Kim and I anxiously awaited our turn in the waiting room at the same hospital where all three of our kids were born, waiting to see this new grandson, eager to hold him. We finally had that “moment” where we held this little boy for the first time.  Wouldn’t you know it, the strangest thing happened to me. I went to church that weekend and stopped everyone to let them know how amazing it was to be a grandfather.  To make matters worse, I kept pulling out my phone to show everyone his picture.  

You might find it rather sickening that I put a photo of this little boy on the big screens in every auditorium as I started my message that weekend. It was official. I had become a grandfather, one that was just as excited and obnoxious as all those others in the same club.  A little over two years later, when our second grandson arrived, I ramped it up a notch and tweeted, posted, and commented on every possible social media outlet I could find. I was a grandfather to two boys who had completely captured my heart in a way I could never have predicted or described.

If you’re still reading this, let me give you a few reasons why this grandparent thing has so captivated Kim and me.  

First, when the grandkids were born, we were able to fully enjoy, understand, and comprehend what we did not fully enjoy, understand, or comprehend when our own children were born.  When Kim and I left the hospital on three different occasions with a child in a car seat, we had no clue what was ahead of us.  We had no idea how hard this parenting thing was going to be. We were somewhere between being thrilled and terrified. When the grandkids came along, we could not only enjoy it, but savor the moment.  And just like our parents did for us, Kim and I were eager to help at a moment’s notice.  

Second, while we assume we get to enjoy our kids in their adult years, there is no guarantee we will see our grandkids in those future seasons.  

The word “legacy” comes to mind.  How will we as grandparents love, support, encourage, and prepare them for a future that at some point will most likely not include us?

For me, it was a wake up call that I really did have a responsibility and a privilege to be an example that my grandkids would never forget.

Third, becoming a grandfather has helped me become a better pastor.  It immediately occurred to me that my influence as a pastor was generational, and not just in my own family, but in my church family.  

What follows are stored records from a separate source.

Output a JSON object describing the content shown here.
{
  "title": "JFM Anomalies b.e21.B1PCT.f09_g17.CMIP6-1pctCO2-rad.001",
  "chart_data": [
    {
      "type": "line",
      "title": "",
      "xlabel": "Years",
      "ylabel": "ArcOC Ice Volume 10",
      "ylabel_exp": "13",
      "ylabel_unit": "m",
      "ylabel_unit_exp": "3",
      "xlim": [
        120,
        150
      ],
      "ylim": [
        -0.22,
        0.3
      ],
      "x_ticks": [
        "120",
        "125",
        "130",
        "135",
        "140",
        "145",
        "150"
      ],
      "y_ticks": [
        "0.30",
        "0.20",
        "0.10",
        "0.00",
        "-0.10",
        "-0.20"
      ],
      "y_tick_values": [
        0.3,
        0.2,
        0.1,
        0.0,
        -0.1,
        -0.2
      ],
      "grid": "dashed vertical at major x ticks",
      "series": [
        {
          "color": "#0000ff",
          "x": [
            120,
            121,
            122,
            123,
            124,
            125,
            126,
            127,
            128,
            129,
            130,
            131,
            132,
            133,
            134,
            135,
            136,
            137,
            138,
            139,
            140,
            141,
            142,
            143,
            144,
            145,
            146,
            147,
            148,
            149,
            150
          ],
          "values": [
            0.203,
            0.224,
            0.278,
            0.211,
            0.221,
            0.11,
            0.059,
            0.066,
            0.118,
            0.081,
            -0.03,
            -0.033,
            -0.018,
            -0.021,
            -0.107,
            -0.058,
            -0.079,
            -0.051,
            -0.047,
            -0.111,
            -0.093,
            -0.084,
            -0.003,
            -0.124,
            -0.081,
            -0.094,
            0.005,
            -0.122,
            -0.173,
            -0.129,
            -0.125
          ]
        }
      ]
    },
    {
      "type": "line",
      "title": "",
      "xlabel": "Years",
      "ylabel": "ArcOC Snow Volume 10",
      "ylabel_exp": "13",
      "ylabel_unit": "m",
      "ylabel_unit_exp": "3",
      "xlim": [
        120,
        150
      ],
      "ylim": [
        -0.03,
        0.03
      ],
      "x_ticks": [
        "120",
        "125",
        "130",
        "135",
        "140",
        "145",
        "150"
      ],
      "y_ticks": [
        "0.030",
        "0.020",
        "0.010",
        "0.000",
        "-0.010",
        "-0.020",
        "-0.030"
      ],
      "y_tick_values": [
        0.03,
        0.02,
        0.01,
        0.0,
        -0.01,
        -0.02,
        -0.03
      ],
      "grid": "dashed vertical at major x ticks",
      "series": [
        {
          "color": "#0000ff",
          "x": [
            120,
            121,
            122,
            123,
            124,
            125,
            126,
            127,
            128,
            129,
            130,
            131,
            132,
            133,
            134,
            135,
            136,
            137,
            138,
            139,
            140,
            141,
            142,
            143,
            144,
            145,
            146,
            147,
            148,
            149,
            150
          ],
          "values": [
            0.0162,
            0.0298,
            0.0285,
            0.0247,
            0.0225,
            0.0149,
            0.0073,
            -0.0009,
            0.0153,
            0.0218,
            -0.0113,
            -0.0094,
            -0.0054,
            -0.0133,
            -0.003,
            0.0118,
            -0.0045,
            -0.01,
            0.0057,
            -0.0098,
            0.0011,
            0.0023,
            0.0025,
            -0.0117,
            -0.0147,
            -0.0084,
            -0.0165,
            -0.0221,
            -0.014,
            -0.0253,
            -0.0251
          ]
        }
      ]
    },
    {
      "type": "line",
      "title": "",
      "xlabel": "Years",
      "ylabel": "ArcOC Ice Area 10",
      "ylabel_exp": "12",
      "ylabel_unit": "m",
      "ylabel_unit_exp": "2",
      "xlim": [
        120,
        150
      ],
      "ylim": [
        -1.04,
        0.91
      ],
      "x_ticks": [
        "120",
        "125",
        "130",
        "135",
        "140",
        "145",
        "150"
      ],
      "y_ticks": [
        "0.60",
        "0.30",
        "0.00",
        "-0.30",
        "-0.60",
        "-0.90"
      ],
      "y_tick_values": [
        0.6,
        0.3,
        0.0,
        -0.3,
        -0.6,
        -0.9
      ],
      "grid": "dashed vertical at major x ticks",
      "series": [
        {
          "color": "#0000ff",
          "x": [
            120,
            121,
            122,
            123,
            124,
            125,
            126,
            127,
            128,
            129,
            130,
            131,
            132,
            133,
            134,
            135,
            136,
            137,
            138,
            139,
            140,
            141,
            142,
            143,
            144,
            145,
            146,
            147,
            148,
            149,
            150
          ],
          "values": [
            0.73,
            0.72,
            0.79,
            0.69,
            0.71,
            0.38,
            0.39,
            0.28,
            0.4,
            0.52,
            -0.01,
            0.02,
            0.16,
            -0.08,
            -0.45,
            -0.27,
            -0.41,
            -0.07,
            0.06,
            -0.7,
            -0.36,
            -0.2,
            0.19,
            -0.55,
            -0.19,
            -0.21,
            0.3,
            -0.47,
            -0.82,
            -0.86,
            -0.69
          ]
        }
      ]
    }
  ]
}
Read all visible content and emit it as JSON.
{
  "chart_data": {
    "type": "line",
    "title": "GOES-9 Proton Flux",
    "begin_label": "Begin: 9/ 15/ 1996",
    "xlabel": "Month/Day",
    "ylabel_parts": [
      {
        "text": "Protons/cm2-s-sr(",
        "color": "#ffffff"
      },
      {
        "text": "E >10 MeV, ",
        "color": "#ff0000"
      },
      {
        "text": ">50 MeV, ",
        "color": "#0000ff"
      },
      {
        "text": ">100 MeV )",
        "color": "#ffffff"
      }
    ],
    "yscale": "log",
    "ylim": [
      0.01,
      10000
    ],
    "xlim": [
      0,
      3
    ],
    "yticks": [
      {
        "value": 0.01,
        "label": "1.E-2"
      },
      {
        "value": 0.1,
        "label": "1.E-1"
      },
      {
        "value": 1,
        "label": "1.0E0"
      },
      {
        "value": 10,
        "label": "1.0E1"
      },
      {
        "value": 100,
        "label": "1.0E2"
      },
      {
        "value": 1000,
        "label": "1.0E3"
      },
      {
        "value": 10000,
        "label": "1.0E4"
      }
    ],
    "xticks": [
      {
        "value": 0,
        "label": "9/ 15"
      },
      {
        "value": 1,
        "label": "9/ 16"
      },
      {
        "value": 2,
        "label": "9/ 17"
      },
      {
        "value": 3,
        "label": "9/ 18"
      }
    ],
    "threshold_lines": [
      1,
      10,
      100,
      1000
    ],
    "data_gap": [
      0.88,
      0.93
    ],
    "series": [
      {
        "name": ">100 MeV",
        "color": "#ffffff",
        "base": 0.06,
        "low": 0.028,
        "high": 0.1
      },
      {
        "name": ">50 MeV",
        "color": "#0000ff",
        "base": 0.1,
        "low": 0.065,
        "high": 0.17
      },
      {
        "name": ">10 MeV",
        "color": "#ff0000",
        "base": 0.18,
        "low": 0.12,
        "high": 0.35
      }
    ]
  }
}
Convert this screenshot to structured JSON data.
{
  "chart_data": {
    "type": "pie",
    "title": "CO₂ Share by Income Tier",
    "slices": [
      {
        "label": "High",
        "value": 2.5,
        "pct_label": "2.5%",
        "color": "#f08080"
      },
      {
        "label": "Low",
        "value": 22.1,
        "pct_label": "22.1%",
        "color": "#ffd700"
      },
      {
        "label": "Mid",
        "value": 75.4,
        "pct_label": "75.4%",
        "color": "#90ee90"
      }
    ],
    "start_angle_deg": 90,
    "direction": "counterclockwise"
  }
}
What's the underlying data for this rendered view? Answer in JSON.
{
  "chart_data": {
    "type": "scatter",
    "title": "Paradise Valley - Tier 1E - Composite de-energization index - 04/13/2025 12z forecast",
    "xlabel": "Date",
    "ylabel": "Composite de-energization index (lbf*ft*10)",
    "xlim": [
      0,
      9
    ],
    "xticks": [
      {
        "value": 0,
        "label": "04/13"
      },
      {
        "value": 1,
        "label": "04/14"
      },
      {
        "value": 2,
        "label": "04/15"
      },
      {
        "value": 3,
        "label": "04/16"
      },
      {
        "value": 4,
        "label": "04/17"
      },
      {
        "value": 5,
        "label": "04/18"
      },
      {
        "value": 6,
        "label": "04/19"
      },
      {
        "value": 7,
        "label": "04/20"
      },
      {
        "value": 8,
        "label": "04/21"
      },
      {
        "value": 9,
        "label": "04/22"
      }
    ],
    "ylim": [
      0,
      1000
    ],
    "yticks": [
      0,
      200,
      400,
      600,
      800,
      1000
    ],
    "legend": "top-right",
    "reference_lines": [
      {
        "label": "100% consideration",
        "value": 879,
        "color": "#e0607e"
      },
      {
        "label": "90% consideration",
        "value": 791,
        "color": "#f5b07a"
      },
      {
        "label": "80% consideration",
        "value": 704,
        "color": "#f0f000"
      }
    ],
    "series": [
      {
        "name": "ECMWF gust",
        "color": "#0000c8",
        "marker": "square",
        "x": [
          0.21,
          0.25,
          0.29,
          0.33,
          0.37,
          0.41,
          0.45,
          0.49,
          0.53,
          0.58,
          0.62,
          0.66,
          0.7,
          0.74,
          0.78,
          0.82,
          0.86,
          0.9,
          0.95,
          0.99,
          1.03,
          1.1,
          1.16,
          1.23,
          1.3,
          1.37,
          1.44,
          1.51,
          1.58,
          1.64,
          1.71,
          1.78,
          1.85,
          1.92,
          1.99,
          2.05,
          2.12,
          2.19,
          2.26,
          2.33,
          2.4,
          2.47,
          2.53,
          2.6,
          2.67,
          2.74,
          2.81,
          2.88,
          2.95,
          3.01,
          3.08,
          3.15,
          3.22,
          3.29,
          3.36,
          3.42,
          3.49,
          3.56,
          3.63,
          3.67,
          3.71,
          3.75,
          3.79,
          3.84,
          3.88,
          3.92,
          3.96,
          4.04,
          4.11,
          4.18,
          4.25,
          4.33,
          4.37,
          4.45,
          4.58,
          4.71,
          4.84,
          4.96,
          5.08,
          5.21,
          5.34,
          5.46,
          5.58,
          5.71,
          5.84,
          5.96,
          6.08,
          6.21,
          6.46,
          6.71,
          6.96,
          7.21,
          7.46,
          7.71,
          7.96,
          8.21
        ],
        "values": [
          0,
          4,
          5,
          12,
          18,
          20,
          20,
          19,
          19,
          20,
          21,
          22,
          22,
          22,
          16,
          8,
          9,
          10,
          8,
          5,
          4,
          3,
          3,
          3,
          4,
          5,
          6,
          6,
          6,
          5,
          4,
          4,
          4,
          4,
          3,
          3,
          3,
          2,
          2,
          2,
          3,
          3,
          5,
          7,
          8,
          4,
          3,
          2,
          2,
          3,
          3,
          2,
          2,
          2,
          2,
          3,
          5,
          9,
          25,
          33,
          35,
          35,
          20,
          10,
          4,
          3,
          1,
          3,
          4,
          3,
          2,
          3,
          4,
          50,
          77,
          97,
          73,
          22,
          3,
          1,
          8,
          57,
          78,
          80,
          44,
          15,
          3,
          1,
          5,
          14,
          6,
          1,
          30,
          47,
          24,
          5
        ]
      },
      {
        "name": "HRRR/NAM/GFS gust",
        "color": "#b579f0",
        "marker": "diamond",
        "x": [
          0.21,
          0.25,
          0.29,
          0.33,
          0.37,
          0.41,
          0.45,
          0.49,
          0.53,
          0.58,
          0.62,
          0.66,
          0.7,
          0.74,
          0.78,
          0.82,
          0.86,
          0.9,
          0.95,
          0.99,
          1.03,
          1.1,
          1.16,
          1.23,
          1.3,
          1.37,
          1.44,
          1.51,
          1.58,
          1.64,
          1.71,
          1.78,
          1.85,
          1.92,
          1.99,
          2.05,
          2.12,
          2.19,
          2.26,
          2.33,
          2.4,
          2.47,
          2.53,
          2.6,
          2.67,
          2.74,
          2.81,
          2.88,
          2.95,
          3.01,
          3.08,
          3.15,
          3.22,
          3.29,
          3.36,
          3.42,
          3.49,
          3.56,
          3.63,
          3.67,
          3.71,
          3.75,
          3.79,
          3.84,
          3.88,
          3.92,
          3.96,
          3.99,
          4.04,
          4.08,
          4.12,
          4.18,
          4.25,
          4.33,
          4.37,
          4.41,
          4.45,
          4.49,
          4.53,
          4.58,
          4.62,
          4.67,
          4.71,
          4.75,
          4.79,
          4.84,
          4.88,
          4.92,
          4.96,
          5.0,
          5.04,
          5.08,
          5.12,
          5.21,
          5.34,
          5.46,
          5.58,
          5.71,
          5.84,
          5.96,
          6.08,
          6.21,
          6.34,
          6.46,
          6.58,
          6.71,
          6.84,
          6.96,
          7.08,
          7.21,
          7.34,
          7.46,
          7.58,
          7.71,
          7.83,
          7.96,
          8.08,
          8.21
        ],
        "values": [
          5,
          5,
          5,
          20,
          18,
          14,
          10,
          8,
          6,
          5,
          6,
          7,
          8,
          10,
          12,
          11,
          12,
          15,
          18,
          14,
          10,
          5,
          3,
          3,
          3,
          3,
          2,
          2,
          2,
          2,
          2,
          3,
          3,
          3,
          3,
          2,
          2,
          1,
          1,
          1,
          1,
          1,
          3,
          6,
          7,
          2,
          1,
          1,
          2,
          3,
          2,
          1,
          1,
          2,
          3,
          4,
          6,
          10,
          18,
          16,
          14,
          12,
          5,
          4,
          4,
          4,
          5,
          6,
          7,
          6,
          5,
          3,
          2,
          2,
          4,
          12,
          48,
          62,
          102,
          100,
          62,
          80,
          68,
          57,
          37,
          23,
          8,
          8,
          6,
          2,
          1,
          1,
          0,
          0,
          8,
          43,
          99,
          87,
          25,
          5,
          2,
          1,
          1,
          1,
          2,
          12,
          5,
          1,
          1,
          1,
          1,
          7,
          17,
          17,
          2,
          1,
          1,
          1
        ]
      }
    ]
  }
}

Having been with my church now for 36 years, some of the kids I held as infants--years later did their weddings--I’m now presiding over in the infant dedication ceremonies for their children. I’m now pastoring families with four and five generations of family in our church.  My grandsons represent the fourth generation of our family in our church.  

What kind of leader does this call me to be as I consider the future?

On my way home from church this week, I heard a song that I first heard over twenty years ago. It may be an old song, but the words are more true for me today than they were then: “May those who come behind us find us faithful.”  

It was a good reminder that my work as a pastor is not about me, or my generation, or our preferences, comforts, or traditions. It is about keeping the simple yet powerful message of Jesus as clear as I can, so those who come behind me will know Him and consider me to have been faithful.